Les commerçants crient de nouveau à la discrimination. Dans leur viseur : l’article 52 du projet de loi "Climat et résilience", actuellement examiné à l’Assemblée nationale. Il interdit toute "implantation ou extension [d’une surface commerciale] qui engendrerait une artificialisation des sols".
Ce principe, les projets de moins de 10 000 m² pourraient toujours y déroger, sous conditions. Mais les entrepôts du e-commerce, eux, en seraient totalement dispensés, dans la mesure où la disposition ne s’applique qu’aux établissements soumis à une autorisation d’exploitation commerciale. Ce qui n’est pas le cas de ces plates-formes logistiques.
Les commerçants crient à l’injustice
Autant dire que cette exemption est vécue comme une nouvelle "injustice réglementaire" par les magasins physiques. Trois organisations sonnent donc la révolte. Moins pour défendre l’environnement que le commerce de proximité, au nom de l’égalité de traitement et de la concurrence loyale. "Il faut que tout le monde joue dans la même cour, avec les mêmes règles", tonne Romuald Catoire, président de la Fédération lilloise du commerce.
Pour ce faire, la Confédération des commerçants de France (CDF), les Commerçants et artisans des métropoles de France (CAMF) et la Fédération nationale des centres-villes avancent donc deux revendications : étendre l’interdiction d’artificialiser les sols aux entrepôts de la vente en ligne supérieurs à 3 000 m² et en profiter pour soumettre au régime de l’autorisation d’exploitation commerciale ces sites stratégiques pour les acteurs numériques.
Des députés en soutien du commerce de proximité
"Nous sommes dans une situation d’urgence absolue : 35 implantations d’Amazon pourraient voir le jour dans les trois prochaines années", s’est alarmée la députée écologiste Delphine Batho. Elle n’est pas la seule parlementaire à soutenir l’initiative des commerçants.
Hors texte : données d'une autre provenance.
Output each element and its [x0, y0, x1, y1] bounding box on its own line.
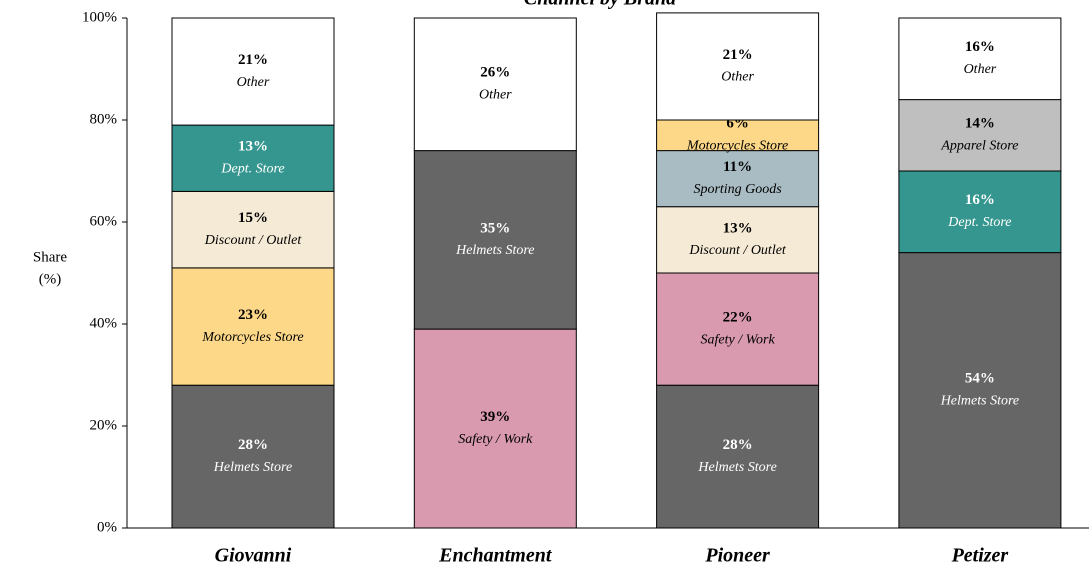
bar-segment	[656, 384, 820, 529]
segment-value-label: 16%	[965, 192, 995, 208]
segment-name-label: Dept. Store	[947, 215, 1011, 230]
segment-value-label: 11%	[723, 159, 752, 175]
bar-segment	[171, 124, 335, 192]
bar-segment	[413, 328, 577, 529]
bar-segment	[656, 119, 820, 152]
y-tick-label: 40%	[90, 315, 118, 331]
segment-name-label: Helmets Store	[697, 460, 776, 475]
segment-value-label: 15%	[238, 210, 268, 226]
segment-value-label: 13%	[723, 220, 753, 236]
x-tick-label: Giovanni	[215, 545, 292, 566]
segment-name-label: Safety / Work	[701, 332, 776, 347]
segment-value-label: 26%	[480, 65, 510, 81]
bar-segment	[898, 17, 1062, 101]
segment-value-label: 14%	[965, 116, 995, 132]
x-tick-label: Enchantment	[438, 545, 553, 566]
segment-name-label: Other	[964, 62, 997, 77]
bar-segment	[171, 17, 335, 126]
bar-segment	[898, 252, 1062, 529]
segment-name-label: Other	[237, 75, 270, 90]
y-axis-label: (%)	[39, 271, 62, 287]
segment-value-label: 13%	[238, 139, 268, 155]
y-tick-label: 80%	[90, 111, 118, 127]
segment-value-label: 21%	[723, 47, 753, 63]
segment-value-label: 35%	[480, 220, 510, 236]
y-tick-label: 0%	[97, 519, 117, 535]
y-axis-label: Share	[33, 249, 67, 265]
segment-value-label: 54%	[965, 371, 995, 387]
segment-name-label: Other	[721, 70, 754, 85]
segment-name-label: Discount / Outlet	[688, 243, 787, 258]
segment-value-label: 28%	[723, 437, 753, 453]
segment-value-label: 16%	[965, 39, 995, 55]
segment-value-label: 22%	[723, 310, 753, 326]
bar-segment	[898, 99, 1062, 172]
segment-value-label: 23%	[238, 307, 268, 323]
segment-name-label: Motorcycles Store	[686, 139, 788, 154]
bar-segment	[413, 150, 577, 330]
y-tick-label: 100%	[82, 9, 117, 25]
bar-segment	[656, 12, 820, 121]
y-tick-label: 20%	[90, 417, 118, 433]
y-tick-label: 60%	[90, 213, 118, 229]
x-tick-label: Pioneer	[704, 545, 770, 566]
bar-segment	[656, 150, 820, 208]
segment-name-label: Helmets Store	[455, 243, 534, 258]
segment-name-label: Discount / Outlet	[204, 233, 303, 248]
bar-segment	[413, 17, 577, 152]
bar-segment	[656, 272, 820, 386]
bar-segment	[898, 170, 1062, 254]
segment-name-label: Dept. Store	[220, 161, 284, 176]
segment-name-label: Helmets Store	[213, 460, 292, 475]
segment-value-label: 21%	[238, 52, 268, 68]
x-tick-label: Petizer	[951, 545, 1009, 566]
chart-title: Channel by Brand	[524, 0, 677, 10]
bar-segment	[171, 267, 335, 386]
segment-value-label: 28%	[238, 437, 268, 453]
bar-segment	[171, 190, 335, 269]
segment-name-label: Other	[479, 88, 512, 103]
bar-segment	[171, 384, 335, 529]
segment-name-label: Apparel Store	[940, 139, 1018, 154]
segment-name-label: Motorcycles Store	[201, 330, 303, 345]
segment-name-label: Sporting Goods	[693, 182, 782, 197]
segment-value-label: 39%	[480, 409, 510, 425]
segment-name-label: Helmets Store	[940, 394, 1019, 409]
bar-segment	[656, 206, 820, 274]
segment-name-label: Safety / Work	[458, 432, 533, 447]
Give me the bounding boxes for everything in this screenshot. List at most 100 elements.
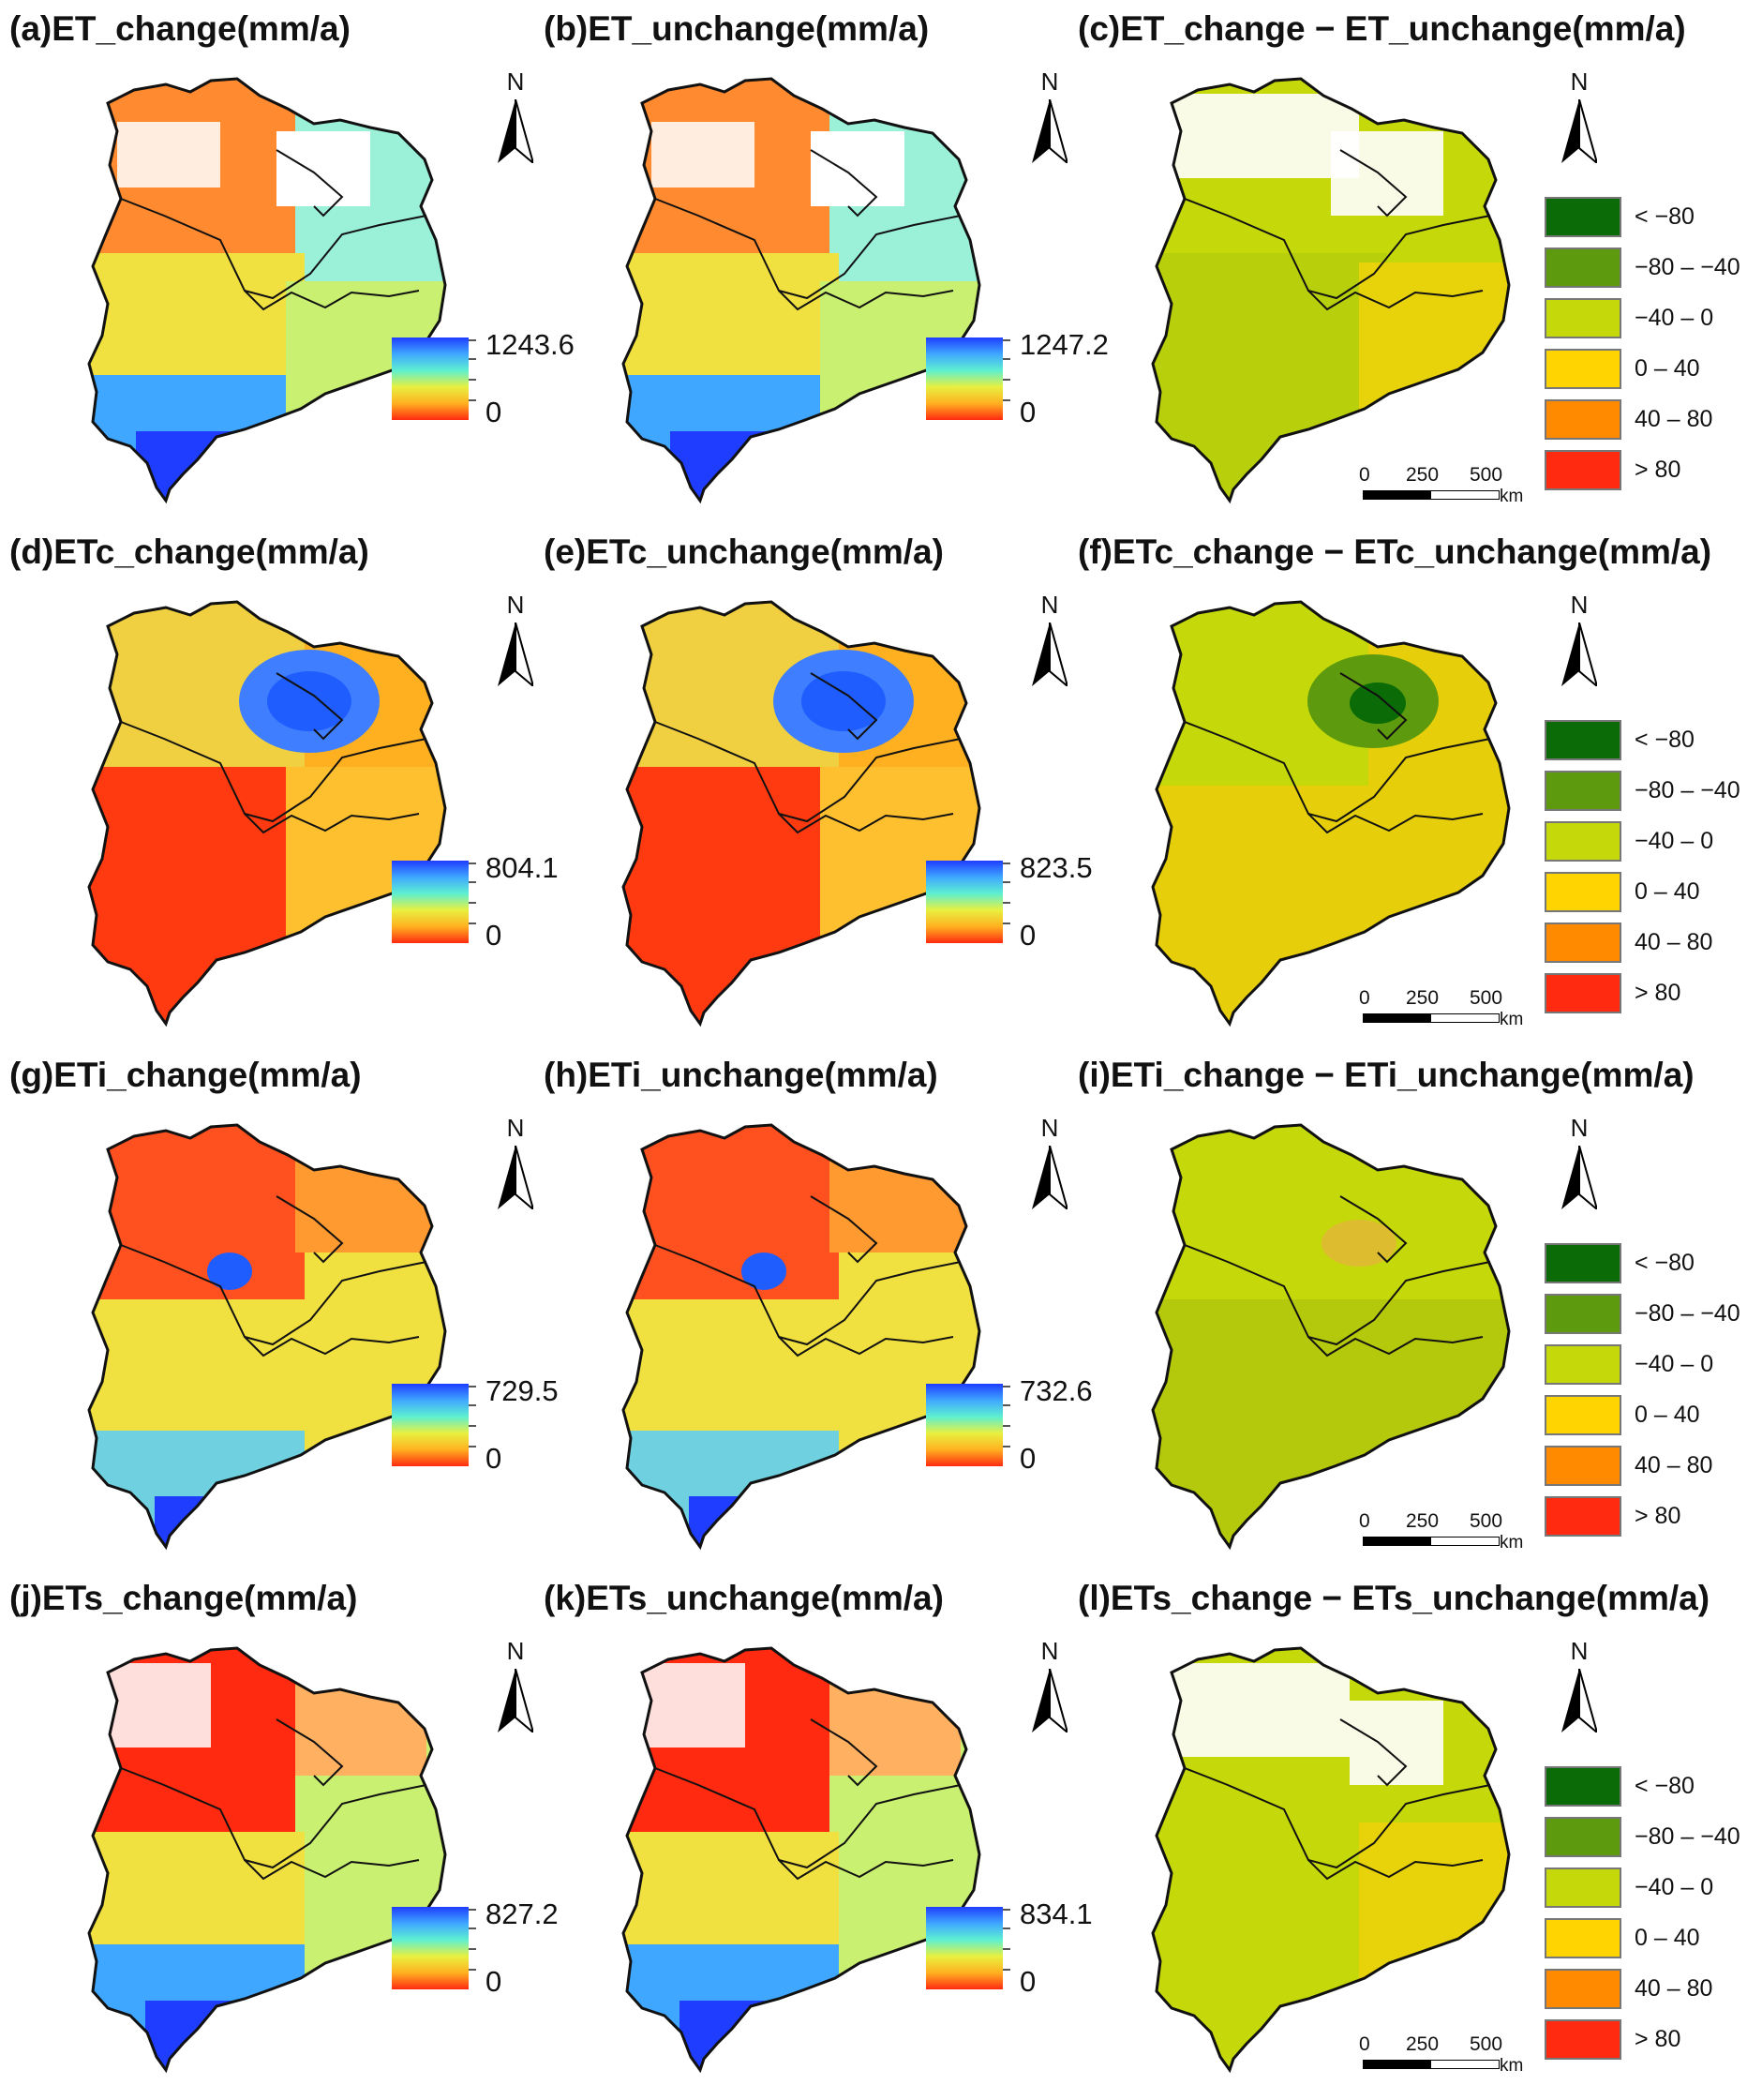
north-arrow: N	[1556, 68, 1603, 175]
north-arrow-icon	[498, 622, 533, 686]
legend-item: > 80	[1545, 450, 1762, 501]
legend-label: 40 – 80	[1635, 406, 1713, 432]
legend-swatch	[1545, 922, 1621, 963]
scale-label: 0	[1359, 2033, 1370, 2055]
north-arrow-icon	[1032, 622, 1068, 686]
scale-label: 0	[1359, 987, 1370, 1009]
north-arrow: N	[1026, 591, 1073, 698]
colorbar-min-label: 0	[485, 1965, 502, 1998]
eti-difference-map	[1151, 1123, 1511, 1549]
north-label: N	[1040, 1637, 1059, 1665]
colorbar-max-label: 729.5	[485, 1374, 559, 1407]
colorbar-tick	[1003, 358, 1010, 360]
legend-swatch	[1545, 973, 1621, 1013]
legend-item: 0 – 40	[1545, 349, 1762, 399]
north-arrow-icon	[1032, 1146, 1068, 1209]
north-arrow: N	[1026, 68, 1073, 175]
panel-e: (e)ETc_unchange(mm/a) N 823.5 0	[534, 532, 1097, 1039]
colorbar-min-label: 0	[1020, 1965, 1037, 1998]
et-unchange-map	[621, 77, 981, 502]
north-arrow-icon	[1561, 1146, 1597, 1209]
ets-change-map	[87, 1646, 447, 2072]
legend-swatch	[1545, 1868, 1621, 1908]
colorbar-tick	[1003, 1969, 1010, 1971]
scale-bar-segment	[1363, 1537, 1430, 1546]
north-label: N	[506, 1114, 525, 1142]
north-label: N	[1570, 591, 1589, 619]
colorbar-tick	[1003, 1425, 1010, 1427]
colorbar-tick	[1003, 1948, 1010, 1950]
north-arrow: N	[1556, 591, 1603, 698]
panel-title: (e)ETc_unchange(mm/a)	[544, 532, 944, 571]
colorbar-max-label: 804.1	[485, 851, 559, 884]
scale-bar: 0 250 500 km	[1359, 1510, 1546, 1557]
scale-bar: 0 250 500 km	[1359, 987, 1546, 1034]
scale-bar: 0 250 500 km	[1359, 2033, 1546, 2080]
colorbar-tick	[469, 1948, 476, 1950]
ets-unchange-map	[621, 1646, 981, 2072]
colorbar-tick	[469, 379, 476, 381]
panel-title: (c)ET_change − ET_unchange(mm/a)	[1078, 9, 1686, 48]
legend-label: > 80	[1635, 457, 1681, 483]
north-label: N	[1570, 1637, 1589, 1665]
north-label: N	[1040, 1114, 1059, 1142]
legend-item: < −80	[1545, 1243, 1762, 1294]
north-arrow-icon	[498, 1669, 533, 1732]
scale-unit: km	[1500, 1533, 1524, 1552]
legend-item: > 80	[1545, 2019, 1762, 2070]
scale-label: 250	[1406, 987, 1440, 1009]
panel-i: (i)ETi_change − ETi_unchange(mm/a) N < −…	[1068, 1056, 1762, 1562]
colorbar-tick	[469, 1386, 476, 1388]
panel-title: (f)ETc_change − ETc_unchange(mm/a)	[1078, 532, 1712, 571]
legend-item: < −80	[1545, 720, 1762, 771]
colorbar-tick	[1003, 1386, 1010, 1388]
panel-title: (j)ETs_change(mm/a)	[9, 1579, 358, 1617]
north-arrow: N	[1556, 1637, 1603, 1745]
legend-swatch	[1545, 720, 1621, 760]
legend-item: 0 – 40	[1545, 872, 1762, 922]
scale-unit: km	[1500, 487, 1524, 506]
north-label: N	[1040, 68, 1059, 96]
legend-item: −40 – 0	[1545, 298, 1762, 349]
legend-swatch	[1545, 2019, 1621, 2060]
legend-label: −80 – −40	[1635, 254, 1740, 280]
legend-swatch	[1545, 1918, 1621, 1958]
legend-swatch	[1545, 349, 1621, 389]
panel-title: (g)ETi_change(mm/a)	[9, 1056, 362, 1094]
legend-item: −80 – −40	[1545, 1294, 1762, 1344]
scale-bar-segment	[1430, 1013, 1500, 1023]
legend-label: −40 – 0	[1635, 1351, 1714, 1377]
legend-swatch	[1545, 399, 1621, 440]
colorbar-tick	[469, 339, 476, 341]
legend-item: < −80	[1545, 1766, 1762, 1817]
scale-bar-segment	[1363, 490, 1430, 500]
legend-label: −80 – −40	[1635, 1300, 1740, 1327]
panel-f: (f)ETc_change − ETc_unchange(mm/a) N < −…	[1068, 532, 1762, 1039]
legend-label: 40 – 80	[1635, 1452, 1713, 1478]
ets-difference-map	[1151, 1646, 1511, 2072]
scale-bar-segment	[1363, 2060, 1430, 2069]
scale-bar-segment	[1430, 2060, 1500, 2069]
colorbar-tick	[469, 881, 476, 883]
colorbar	[392, 861, 469, 943]
colorbar-tick	[469, 1425, 476, 1427]
north-arrow: N	[1026, 1637, 1073, 1745]
scale-bar: 0 250 500 km	[1359, 464, 1546, 511]
eti-unchange-map	[621, 1123, 981, 1549]
colorbar-max-label: 823.5	[1020, 851, 1093, 884]
scale-label: 0	[1359, 1510, 1370, 1532]
legend-label: 0 – 40	[1635, 878, 1700, 905]
colorbar-tick	[1003, 862, 1010, 864]
colorbar-tick	[469, 922, 476, 924]
colorbar	[392, 1907, 469, 1989]
colorbar-tick	[469, 902, 476, 904]
legend-swatch	[1545, 197, 1621, 237]
panel-l: (l)ETs_change − ETs_unchange(mm/a) N < −…	[1068, 1579, 1762, 2085]
colorbar-max-label: 732.6	[1020, 1374, 1093, 1407]
colorbar-tick	[1003, 922, 1010, 924]
etc-change-map	[87, 600, 447, 1026]
panel-k: (k)ETs_unchange(mm/a) N 834.1 0	[534, 1579, 1097, 2085]
colorbar-tick	[469, 1909, 476, 1911]
north-arrow-icon	[1561, 622, 1597, 686]
panel-title: (d)ETc_change(mm/a)	[9, 532, 369, 571]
Olivier Damaisin (LREM), Jean-Marie Sermier (LR) et Aude Luquet (MoDem) l’ont chacun appuyée, à des degrés divers. En l’occurrence, avec un peu plus de mesure, pour la dernière : "Si on n’installe plus d’entrepôts en France, ils iront en dehors de nos frontières et les consommateurs n’arrêteront pas pour autant d’acheter sur ces plates-formes", a tempéré cette élue de Seine-et-Marne. Un argument aussitôt balayé par Francis Palombi, le président de la CDF : "Si nous maîtrisons parfaitement l’implantation de ces dépôts, leur principe d’hégémonie, d’abus de pouvoir, va s’effondrer. Il faut donc affaiblir le système de ces pure players, ne pas les renforcer, en leur disant : "Installez-vous, installez-vous" !"
Ras-le-bol général contre le e-commerce, et les autorités
Une position véhémente qui traduit bien le ras-le-bol des commerçants traditionnels face à leurs alter ego numériques. "Le vrai souci, c’est leur concurrence déloyale, organisée les yeux fermés par des différences de taxation", a accusé Romuald Catoire.
Car, au-delà du e-commerce, c’est aussi vers le gouvernement que les professionnels dirigent leur colère. Avec le sentiment d’être victime d’un acharnement en règle, que vient amplifier encore le projet de loi Climat et résilience.
Depuis trois semaines, une douzaine d’organisations luttent ainsi contre un autre article de ce texte. Celui-là vise à encadrer les publicités, enseignes et panneaux lumineux, placés à l’intérieur des vitrines des magasins. Une disposition vécue, là aussi, comme un coup de poignard dans le dos pour le commerce de proximité. Et un boulevard de plus laissé ouvert aux acteurs du e-commerce.